What Does Anger Teach Us?

What Does Anger Teach Us?

Last update: 12 July, 2016

Anger is an intense emotion. Among other bodily sensations, it can make you feel sick to your stomach, or it can make you feel a lump in your throat. And it can be hard to know how to properly resolve it.

When you feel angry, something happens in the nervous system, in the blood, and therefore, in the whole body. It stirs up your hormones and neurotransmitters, preparing you for action. However, you have to be able to learn from it so you don’t get hurt.

Anger: just another emotion

Anger pushes you to release the energy that you build up inside like a pressure cooker. When there’s no way to channel it, it can cause you a lot of harm, contaminating the rest of your emotions, thoughts, and behaviors.

If you don’t resolve it, you’ll feel stuck, frustrated, powerless, and defenselessLike any other emotion that you feel, you are the only one responsible for it. Nobody else is to blame, even if you associate it with or project it onto someone else.

angry woman

Anger towards others

Sometimes anger just escapes from you. It has to get out, and for that reason, you sometimes feel like you can’t control it. It often arises when someone says or does something that bothers you.

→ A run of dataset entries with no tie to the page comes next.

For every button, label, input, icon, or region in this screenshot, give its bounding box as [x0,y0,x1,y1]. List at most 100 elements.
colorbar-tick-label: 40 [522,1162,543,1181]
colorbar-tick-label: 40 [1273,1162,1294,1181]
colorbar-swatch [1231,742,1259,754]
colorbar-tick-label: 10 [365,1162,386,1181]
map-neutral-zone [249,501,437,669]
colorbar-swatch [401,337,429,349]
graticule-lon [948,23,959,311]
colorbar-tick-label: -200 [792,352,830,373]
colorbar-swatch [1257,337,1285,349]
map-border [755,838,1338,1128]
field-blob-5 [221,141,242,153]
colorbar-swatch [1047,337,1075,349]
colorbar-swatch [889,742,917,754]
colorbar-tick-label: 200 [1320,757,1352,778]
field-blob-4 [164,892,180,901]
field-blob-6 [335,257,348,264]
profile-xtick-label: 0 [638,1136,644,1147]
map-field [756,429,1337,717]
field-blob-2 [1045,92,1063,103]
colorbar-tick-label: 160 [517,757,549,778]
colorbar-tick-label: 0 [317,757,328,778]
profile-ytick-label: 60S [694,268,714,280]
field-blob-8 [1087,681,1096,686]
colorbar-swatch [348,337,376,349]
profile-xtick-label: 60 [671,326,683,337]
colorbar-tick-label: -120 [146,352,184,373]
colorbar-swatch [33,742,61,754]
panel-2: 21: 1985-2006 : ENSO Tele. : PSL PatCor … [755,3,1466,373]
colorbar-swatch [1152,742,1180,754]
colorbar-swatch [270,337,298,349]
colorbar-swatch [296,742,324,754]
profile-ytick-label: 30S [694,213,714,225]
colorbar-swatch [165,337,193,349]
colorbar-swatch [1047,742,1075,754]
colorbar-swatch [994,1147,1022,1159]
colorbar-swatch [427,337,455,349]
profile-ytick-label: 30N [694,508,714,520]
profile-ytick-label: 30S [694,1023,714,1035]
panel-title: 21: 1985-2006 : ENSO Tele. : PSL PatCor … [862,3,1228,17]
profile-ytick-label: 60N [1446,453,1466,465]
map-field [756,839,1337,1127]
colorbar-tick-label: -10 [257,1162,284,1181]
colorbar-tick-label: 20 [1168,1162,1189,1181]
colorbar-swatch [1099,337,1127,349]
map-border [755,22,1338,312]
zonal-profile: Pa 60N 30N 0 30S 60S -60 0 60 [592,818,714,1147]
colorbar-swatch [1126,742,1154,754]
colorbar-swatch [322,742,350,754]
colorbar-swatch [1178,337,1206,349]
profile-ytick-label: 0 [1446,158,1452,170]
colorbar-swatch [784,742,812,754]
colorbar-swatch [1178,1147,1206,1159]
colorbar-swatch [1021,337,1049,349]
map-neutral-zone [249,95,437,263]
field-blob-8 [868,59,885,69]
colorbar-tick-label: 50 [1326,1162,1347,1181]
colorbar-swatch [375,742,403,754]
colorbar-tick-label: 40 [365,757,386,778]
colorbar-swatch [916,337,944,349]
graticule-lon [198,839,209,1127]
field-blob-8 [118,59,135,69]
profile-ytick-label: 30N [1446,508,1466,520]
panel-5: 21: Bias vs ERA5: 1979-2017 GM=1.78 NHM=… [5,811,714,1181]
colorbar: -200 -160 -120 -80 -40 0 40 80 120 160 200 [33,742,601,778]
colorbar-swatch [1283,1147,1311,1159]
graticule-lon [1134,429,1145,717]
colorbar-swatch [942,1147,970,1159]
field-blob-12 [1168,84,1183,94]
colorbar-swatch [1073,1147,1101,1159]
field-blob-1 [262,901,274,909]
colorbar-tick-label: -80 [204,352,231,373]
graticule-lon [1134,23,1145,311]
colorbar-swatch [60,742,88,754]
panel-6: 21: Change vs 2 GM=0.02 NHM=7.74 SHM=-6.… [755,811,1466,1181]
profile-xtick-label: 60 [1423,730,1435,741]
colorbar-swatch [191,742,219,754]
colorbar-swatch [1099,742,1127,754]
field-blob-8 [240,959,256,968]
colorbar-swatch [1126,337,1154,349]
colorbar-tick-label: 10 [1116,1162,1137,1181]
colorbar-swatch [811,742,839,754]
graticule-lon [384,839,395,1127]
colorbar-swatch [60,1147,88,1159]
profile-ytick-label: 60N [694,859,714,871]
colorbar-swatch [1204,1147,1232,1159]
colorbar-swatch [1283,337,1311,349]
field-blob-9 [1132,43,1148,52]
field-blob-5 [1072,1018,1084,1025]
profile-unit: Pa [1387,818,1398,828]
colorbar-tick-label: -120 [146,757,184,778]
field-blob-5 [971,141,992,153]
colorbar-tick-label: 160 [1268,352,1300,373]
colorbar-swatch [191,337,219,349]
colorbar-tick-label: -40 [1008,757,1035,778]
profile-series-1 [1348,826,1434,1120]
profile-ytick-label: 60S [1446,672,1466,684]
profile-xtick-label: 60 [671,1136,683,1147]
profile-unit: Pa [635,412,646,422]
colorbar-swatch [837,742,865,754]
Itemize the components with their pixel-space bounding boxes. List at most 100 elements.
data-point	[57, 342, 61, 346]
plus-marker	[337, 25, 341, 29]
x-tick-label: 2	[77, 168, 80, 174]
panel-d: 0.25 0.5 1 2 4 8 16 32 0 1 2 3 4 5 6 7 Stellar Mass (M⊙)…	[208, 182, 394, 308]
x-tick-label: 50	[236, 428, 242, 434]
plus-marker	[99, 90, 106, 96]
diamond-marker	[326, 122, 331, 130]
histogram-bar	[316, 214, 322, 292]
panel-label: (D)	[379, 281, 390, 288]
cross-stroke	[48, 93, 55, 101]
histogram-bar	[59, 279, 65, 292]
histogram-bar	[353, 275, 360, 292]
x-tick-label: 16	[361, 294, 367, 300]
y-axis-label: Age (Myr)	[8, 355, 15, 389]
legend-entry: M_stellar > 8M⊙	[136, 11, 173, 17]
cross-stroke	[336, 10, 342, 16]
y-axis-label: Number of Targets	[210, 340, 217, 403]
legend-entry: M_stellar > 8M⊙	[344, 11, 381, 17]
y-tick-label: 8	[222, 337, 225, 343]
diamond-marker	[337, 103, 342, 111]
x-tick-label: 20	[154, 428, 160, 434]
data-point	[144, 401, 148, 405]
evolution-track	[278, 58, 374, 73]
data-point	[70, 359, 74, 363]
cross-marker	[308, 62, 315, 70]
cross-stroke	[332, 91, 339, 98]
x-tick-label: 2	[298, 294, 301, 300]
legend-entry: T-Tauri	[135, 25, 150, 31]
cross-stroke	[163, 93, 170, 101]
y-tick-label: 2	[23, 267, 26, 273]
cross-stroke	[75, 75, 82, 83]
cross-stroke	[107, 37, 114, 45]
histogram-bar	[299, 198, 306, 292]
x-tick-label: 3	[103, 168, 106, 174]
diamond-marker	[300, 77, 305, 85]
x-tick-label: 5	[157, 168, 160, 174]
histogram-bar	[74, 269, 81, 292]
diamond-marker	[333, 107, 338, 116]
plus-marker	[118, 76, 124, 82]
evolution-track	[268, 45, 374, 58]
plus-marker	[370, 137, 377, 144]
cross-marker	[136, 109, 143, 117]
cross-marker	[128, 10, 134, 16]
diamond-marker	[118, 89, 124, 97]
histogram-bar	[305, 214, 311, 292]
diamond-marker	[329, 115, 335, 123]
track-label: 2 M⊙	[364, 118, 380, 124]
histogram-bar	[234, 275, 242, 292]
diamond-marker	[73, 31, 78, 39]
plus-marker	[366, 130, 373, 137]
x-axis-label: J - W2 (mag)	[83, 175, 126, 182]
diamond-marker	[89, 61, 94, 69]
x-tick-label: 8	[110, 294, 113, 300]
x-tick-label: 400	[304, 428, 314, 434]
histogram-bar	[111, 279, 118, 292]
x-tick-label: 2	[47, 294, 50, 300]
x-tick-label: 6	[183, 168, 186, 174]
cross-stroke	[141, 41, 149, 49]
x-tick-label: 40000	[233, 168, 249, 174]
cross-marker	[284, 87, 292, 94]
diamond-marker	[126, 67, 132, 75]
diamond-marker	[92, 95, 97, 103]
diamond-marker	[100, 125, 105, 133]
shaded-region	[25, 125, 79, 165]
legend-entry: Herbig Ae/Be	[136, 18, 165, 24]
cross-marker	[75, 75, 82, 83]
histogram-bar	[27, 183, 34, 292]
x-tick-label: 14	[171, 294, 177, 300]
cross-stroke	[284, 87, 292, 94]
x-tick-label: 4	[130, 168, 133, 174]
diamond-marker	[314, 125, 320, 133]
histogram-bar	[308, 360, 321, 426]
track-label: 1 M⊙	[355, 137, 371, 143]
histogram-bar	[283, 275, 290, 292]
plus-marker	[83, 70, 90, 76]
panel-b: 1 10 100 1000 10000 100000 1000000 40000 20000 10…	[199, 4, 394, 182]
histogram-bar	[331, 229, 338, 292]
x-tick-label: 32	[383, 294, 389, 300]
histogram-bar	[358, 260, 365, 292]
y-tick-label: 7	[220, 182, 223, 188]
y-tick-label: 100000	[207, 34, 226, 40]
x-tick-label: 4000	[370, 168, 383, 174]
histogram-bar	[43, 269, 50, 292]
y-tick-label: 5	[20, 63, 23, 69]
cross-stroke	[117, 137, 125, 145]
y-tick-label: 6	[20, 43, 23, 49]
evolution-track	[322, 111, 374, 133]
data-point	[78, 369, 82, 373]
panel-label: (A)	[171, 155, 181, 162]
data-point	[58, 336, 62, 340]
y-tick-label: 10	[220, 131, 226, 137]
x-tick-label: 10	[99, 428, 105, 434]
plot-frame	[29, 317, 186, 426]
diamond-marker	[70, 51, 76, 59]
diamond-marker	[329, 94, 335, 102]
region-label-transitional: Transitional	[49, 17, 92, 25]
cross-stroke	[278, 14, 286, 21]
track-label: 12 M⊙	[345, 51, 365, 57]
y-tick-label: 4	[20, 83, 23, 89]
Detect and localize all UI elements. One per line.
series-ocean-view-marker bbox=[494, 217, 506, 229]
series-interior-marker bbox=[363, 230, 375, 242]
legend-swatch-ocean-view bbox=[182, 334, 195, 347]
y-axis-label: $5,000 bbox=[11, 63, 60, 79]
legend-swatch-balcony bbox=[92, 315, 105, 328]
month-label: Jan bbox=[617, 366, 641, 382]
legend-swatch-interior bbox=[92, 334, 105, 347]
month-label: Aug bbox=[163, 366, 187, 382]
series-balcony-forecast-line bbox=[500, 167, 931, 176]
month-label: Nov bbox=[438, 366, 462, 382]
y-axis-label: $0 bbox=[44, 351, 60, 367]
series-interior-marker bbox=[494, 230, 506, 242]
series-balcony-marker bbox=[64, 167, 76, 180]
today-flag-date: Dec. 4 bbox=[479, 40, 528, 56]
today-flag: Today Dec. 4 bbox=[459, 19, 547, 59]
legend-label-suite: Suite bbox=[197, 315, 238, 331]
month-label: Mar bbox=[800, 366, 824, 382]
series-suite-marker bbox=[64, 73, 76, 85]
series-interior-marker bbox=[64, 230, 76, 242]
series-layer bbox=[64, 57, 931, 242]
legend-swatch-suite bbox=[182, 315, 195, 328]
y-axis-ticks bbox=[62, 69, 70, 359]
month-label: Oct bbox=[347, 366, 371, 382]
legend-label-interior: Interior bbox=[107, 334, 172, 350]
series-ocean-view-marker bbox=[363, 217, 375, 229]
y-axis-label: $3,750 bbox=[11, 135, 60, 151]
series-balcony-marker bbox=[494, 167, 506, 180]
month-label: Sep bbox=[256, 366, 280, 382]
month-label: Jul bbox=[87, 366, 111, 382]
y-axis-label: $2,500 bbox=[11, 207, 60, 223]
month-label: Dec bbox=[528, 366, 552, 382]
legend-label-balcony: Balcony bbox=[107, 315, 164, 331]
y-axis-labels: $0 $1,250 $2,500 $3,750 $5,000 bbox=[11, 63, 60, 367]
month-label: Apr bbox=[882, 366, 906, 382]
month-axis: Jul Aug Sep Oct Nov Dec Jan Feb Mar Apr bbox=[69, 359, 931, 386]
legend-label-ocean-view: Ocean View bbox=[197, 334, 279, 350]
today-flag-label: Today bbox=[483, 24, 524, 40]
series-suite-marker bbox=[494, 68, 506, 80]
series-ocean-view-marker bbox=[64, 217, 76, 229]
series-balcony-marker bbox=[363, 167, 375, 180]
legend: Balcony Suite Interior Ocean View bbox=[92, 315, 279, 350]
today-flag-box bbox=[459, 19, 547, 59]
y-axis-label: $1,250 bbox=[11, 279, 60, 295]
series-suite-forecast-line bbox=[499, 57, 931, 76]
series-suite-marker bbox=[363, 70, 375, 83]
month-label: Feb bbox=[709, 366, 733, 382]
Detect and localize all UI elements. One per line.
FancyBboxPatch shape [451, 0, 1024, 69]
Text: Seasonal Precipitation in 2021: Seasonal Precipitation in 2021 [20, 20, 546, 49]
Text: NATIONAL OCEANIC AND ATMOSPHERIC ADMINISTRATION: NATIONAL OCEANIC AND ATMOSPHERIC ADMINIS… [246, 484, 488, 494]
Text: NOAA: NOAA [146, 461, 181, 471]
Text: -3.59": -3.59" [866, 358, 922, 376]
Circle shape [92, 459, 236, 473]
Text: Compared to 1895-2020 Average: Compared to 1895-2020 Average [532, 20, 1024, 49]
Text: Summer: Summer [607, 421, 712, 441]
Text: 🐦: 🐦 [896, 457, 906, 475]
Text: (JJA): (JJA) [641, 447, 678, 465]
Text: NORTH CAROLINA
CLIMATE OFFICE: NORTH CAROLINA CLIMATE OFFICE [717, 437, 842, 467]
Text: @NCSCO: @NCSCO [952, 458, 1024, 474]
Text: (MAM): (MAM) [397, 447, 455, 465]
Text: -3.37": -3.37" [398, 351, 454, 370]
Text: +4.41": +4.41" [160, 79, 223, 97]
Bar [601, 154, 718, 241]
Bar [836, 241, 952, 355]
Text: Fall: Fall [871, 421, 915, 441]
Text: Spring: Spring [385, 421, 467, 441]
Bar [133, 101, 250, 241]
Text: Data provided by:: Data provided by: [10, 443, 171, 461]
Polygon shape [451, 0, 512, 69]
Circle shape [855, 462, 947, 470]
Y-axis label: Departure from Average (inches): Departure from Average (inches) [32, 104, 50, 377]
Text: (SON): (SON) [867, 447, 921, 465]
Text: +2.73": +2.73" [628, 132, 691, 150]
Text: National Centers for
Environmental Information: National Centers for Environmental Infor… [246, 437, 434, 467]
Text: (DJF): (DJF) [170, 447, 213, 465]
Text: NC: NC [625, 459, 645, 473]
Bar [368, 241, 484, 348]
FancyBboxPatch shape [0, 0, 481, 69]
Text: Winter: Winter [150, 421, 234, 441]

We often externalize our anger towards the person who triggered it, acting impulsively, with no control over our words or actions. However, this doesn’t actually solve the problem that led to the anger in the first place. It just causes more conflict and damage, which you’ll probably regret later.

Anger towards yourself

Other times, you feel angry at yourself. This happens when the anger triggered by a situation, and not so much by other people. Which means you’re directly attacking your character and blaming yourself for the unpleasant situation.

In any case, getting angry at yourself also won’t set you free from the problem, it’ll just make you feel even worse. Instead of fading, it will grow even more inside of you, making you feel overwhelmed by all the unresolved, self-destructive emotions.

“Anger is detrimental to everyone, especially to the man who experiences it.”

-Leo Tolstoy-

Destructive anger

Anger is destructive when you don’t know how to resolve it. If you let it drag you around, you’ll hurt yourself and others. On the other hand, if you repress it, it’ll multiply within you as if it were radioactive waste, growing with time and destroying your own self-image.

It’s necessary to learn how to resolve and manage it so that it doesn’t destroy you. However, it’s more important to discover where it came from and why you’re feeling it. Only when you get to know it in depth can you heal it and make it go away.

“It doesn’t matter what the doctors say, anger in human beings is often a booby trap.”

-Gabriel García Márquez-

fists

How anger can teach us

Anger is a sign that you’re feeling some sort of personal dissatisfaction, something unresolved that might even originate from childhood. To discover its true origin, it’s important to observe the situations in which it appears and the ones where it remains dormant.

It’s likely that all those situations have something in common, since it often conceals dissatisfaction, pain, unmet expectations, feelings of inferiority, abandonment, frustration, lack of support, perfection-seeking, etc.

If you observe your anger, it will show you what you need to work on so you can become stronger, accept failure, respect the way other people are, or feel satisfied. Only then will you stop feeling this unpleasant emotion.

“Cherish your own emotions and never under-value them.”

-Robert Henri-

Channel it and manage it

It’s important to know how to properly manage and face your anger when you feel it. You have to be able to release it without hurting yourself or others. This takes emotional intelligence, or knowing how to express, resolve, and confront your emotions without hurting anybody.

To do so, you should look for a physical activity you can take your anger out on, and during that physical activity, you should picture the anger leaving you as you feel the relief of exercise. You could also kick something, hit a pillow, or even throw stones, and visualize your anger leaving your body during these activities.

boxing

You could also find a safe place where you can shout and express your feelings without anybody hearing you. That way, you can say everything you want to say out loud, knowing that nobody will hear you. And afterwards you’ll feel relieved of the pain that was living inside you.

Transform the emotion into learning

Don’t forget to look for the origin of your anger and learn what it’s trying to teach you. Learning from your emotions is a form of growth. Knowing how to manage them means expressing them without hurting yourself or anyone else. Transforming your anger into learning means healing yourself from deep inside.

You’ll be learning every day if you dedicate enough time to observing and recognizing your emotions. It’s important to learn how to manage them and discover their origins so they don’t cause you harm or discomfort.

“When I say manage emotions, I only mean the really distressing, incapacitating emotions. Feeling emotions is what makes life rich.”

-Daniel Goleman-

 

 


This text is provided for informational purposes only and does not replace consultation with a professional. If in doubt, consult your specialist.